Além das fibras de produtos têxteis, o mofo, o feno e a palha podem causar reações inicialmente alérgicas e evoluir com repercussões pulmonares crônicas em agricultores, levando ao "pulmão do fazendeiro". O mesmo pode ocorrer com resíduos das fezes e das penas de aves no "pulmão do criador de pombos" e com fibras da cana-de-açúcar na "bagaçose". A curto prazo, podem resultar em reações alérgicas similares à asma acompanhadas de dores de cabeça, mas a longo prazo podem causar doença pulmonar obstrutiva crônica. Mesmo os resíduos de unhas humanas podem causar reações similares, devido à queratina ou à presença de fungos nas unhas, apresentando um risco às profissionais que lidam com a limpeza e o embelezamento das unhas.
Por fim, mesmo que não seja uma pneumoconiose, merece uma menção honrosa a exposição crônica à fumaça de fogão à lenha. Por mais inofensiva que pareça, ela pode levar à doença pulmonar obstrutiva crônica - seja na forma de bronquite ou de enfisema - da mesma forma que em fumantes. Pessoas que estão sob risco são justamente aquelas que cozinham em fogão a lenha, em especial onde a ventilação é precária. O acúmulo de fumaça nesses ambientes é um potencial causador de DPOC, e em muitos lugares do planeta é tão importante quanto o tabagismo. Da mesma forma, o trabalho desprotegido com soldas também libera no ambiente uma quantidade de fumaça que pode levar a DPOC se a atividade não for acompanhada do uso de máscaras adequadas e ventilação no ambiente.


A lista de doenças a que as pessoas estão sujeitas a depender de onde e como estão trabalhando é enorme, e seria impossível cobrir tudo em um único texto. Motoristas estão sujeitos a alterações de coluna e a acidentes de trânsito.

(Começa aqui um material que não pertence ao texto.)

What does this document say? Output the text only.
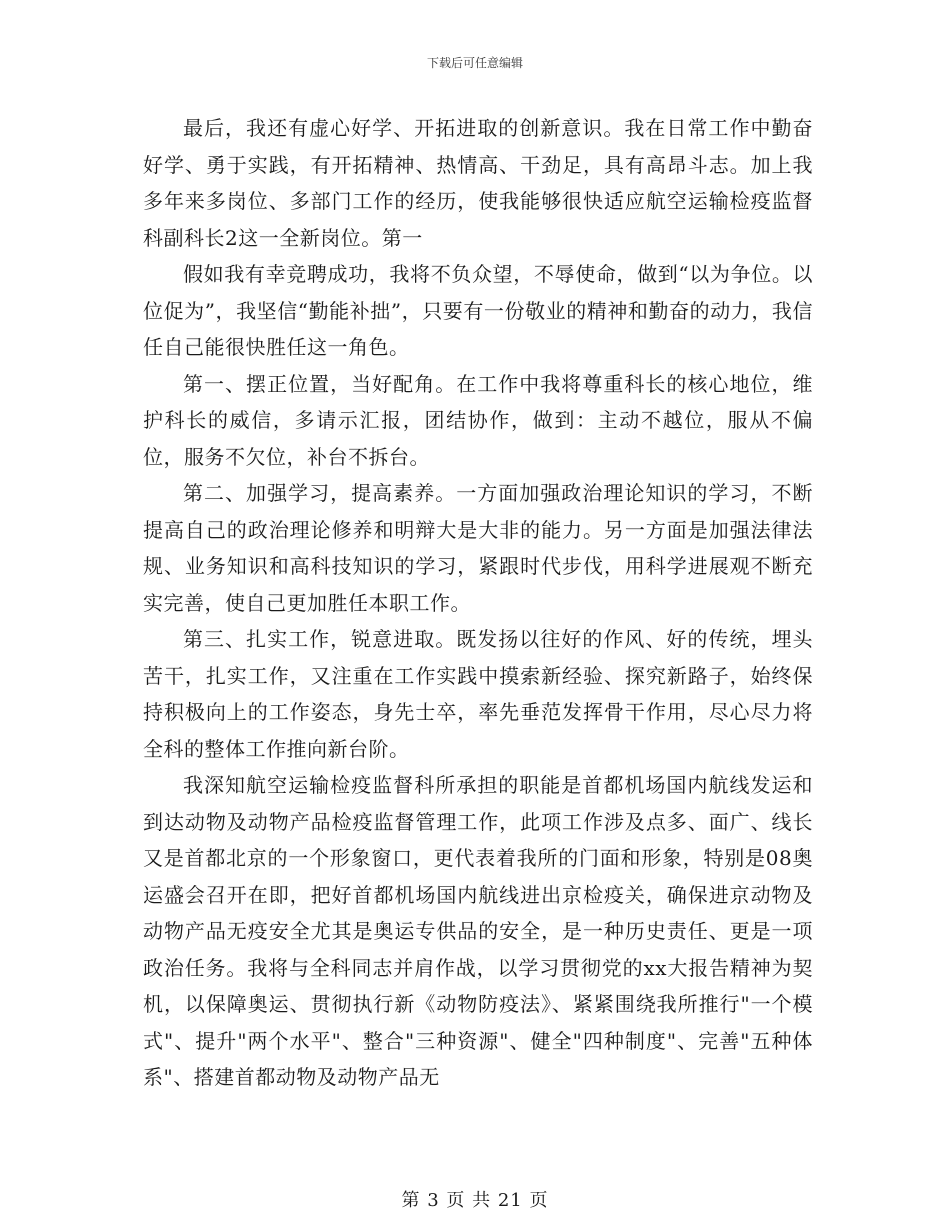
下载后可任意编辑

最后，我还有虚心好学、开拓进取的创新意识。我在日常工作中勤奋好学、勇于实践，有开拓精神、热情高、干劲足，具有高昂斗志。加上我多年来多岗位、多部门工作的经历，使我能够很快适应航空运输检疫监督科副科长2这一全新岗位。第一

假如我有幸竞聘成功，我将不负众望，不辱使命，做到“以为争位。以位促为”，我坚信“勤能补拙”，只要有一份敬业的精神和勤奋的动力，我信任自己能很快胜任这一角色。

第一、摆正位置，当好配角。在工作中我将尊重科长的核心地位，维护科长的威信，多请示汇报，团结协作，做到：主动不越位，服从不偏位，服务不欠位，补台不拆台。

第二、加强学习，提高素养。一方面加强政治理论知识的学习，不断提高自己的政治理论修养和明辩大是大非的能力。另一方面是加强法律法规、业务知识和高科技知识的学习，紧跟时代步伐，用科学进展观不断充实完善，使自己更加胜任本职工作。

第三、扎实工作，锐意进取。既发扬以往好的作风、好的传统，埋头苦干，扎实工作，又注重在工作实践中摸索新经验、探究新路子，始终保持积极向上的工作姿态，身先士卒，率先垂范发挥骨干作用，尽心尽力将全科的整体工作推向新台阶。

我深知航空运输检疫监督科所承担的职能是首都机场国内航线发运和到达动物及动物产品检疫监督管理工作，此项工作涉及点多、面广、线长又是首都北京的一个形象窗口，更代表着我所的门面和形象，特别是08奥运盛会召开在即，把好首都机场国内航线进出京检疫关，确保进京动物及动物产品无疫安全尤其是奥运专供品的安全，是一种历史责任、更是一项政治任务。我将与全科同志并肩作战，以学习贯彻党的xx大报告精神为契机，以保障奥运、贯彻执行新《动物防疫法》、紧紧围绕我所推行"一个模式"、提升"两个水平"、整合"三种资源"、健全"四种制度"、完善"五种体系"、搭建首都动物及动物产品无

第 3 页 共 21 页
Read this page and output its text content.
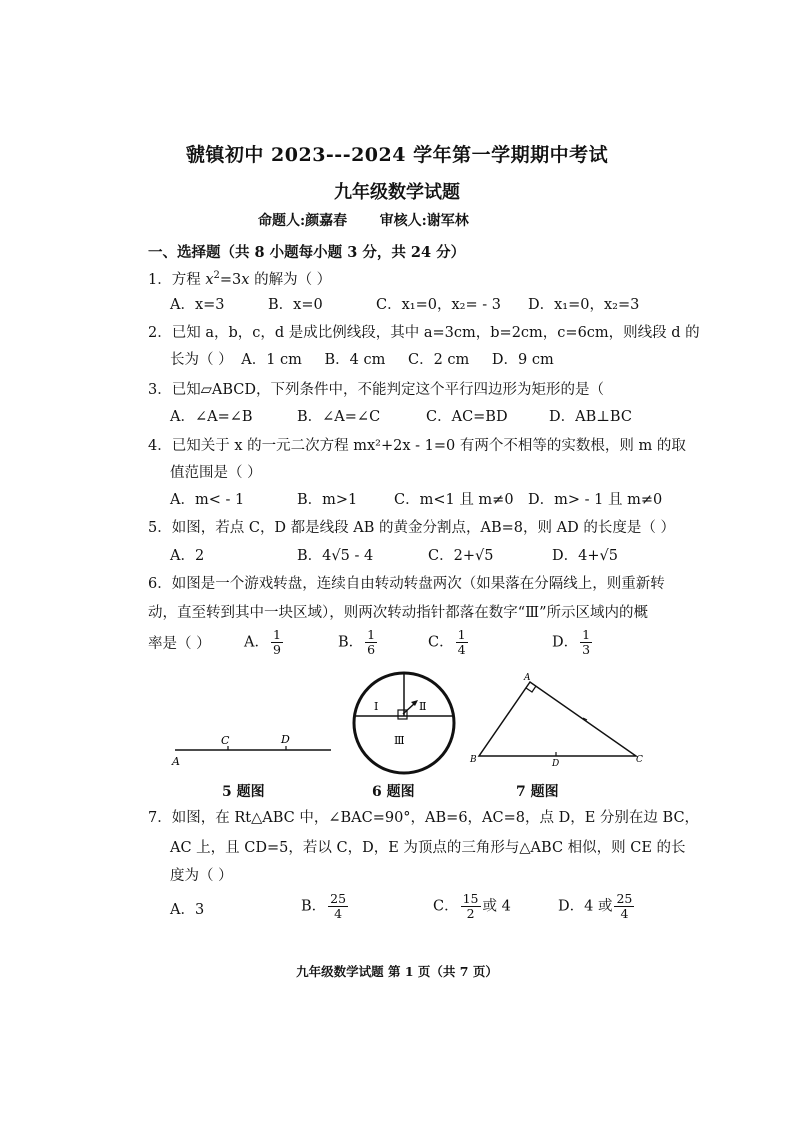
虢镇初中 2023---2024 学年第一学期期中考试
九年级数学试题
命题人:颜嘉春 审核人:谢军林
一、选择题（共 8 小题每小题 3 分，共 24 分）
1．方程 $x^2=3x$ 的解为（ ）
A．x=3	B．x=0	C．x₁=0，x₂= - 3 D．x₁=0，x₂=3
2．已知 a，b，c，d 是成比例线段，其中 a=3cm，b=2cm，c=6cm，则线段 d 的
长为（ ） A．1 cm B．4 cm C．2 cm D．9 cm
3．已知▱ABCD，下列条件中，不能判定这个平行四边形为矩形的是（
A．∠A=∠B	B．∠A=∠C	C．AC=BD	D．AB⊥BC
4．已知关于 x 的一元二次方程 mx²+2x - 1=0 有两个不相等的实数根，则 m 的取
值范围是（ ）
A．m< - 1	B．m>1	C．m<1 且 m≠0 D．m> - 1 且 m≠0
5．如图，若点 C，D 都是线段 AB 的黄金分割点，AB=8，则 AD 的长度是（ ）
A．2	B．4√5 - 4	C．2+√5	D．4+√5
6．如图是一个游戏转盘，连续自由转动转盘两次（如果落在分隔线上，则重新转
动，直至转到其中一块区域），则两次转动指针都落在数字“Ⅲ”所示区域内的概
率是（ ） A． $\frac{1}{9}$	B． $\frac{1}{6}$	C． $\frac{1}{4}$	D． $\frac{1}{3}$
A
C	D
5 题图
Ⅰ	Ⅱ
Ⅲ
6 题图
A
B	D	C
7 题图
7．如图，在 Rt△ABC 中，∠BAC=90°，AB=6，AC=8，点 D，E 分别在边 BC，
AC 上，且 CD=5，若以 C，D，E 为顶点的三角形与△ABC 相似，则 CE 的长
度为（ ）
A．3	B． $\frac{25}{4}$	C． $\frac{15}{2}$ 或 4	D．4 或 $\frac{25}{4}$
九年级数学试题 第 1 页（共 7 页）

Encanadores podem contrair leptospirose se em contato com urina de roedores. Trabalhadores que trabalham com atividades repetitivas e em posições desfavoráveis podem desenvolver lesão por esforço repetitivo / distúrbio osteomuscular relacionado ao trabalho. Mergulhadores podem sofrer perfuração de tímpano ou mesmo embolia gasosa. Veterinários e biólogos podem contrair raiva e uma miríade de infecções após mordidas de animais.
Trabalhar pode ser uma fonte de renda, moldar nossa identidade e até oferecer status em algumas situações, mas também pode nos deixar doentes se o trabalho não for realizado obedecendo a algumas medidas de segurança. Com consequências trágicas, e em alguns casos bizarras, como tentei mostrar aqui.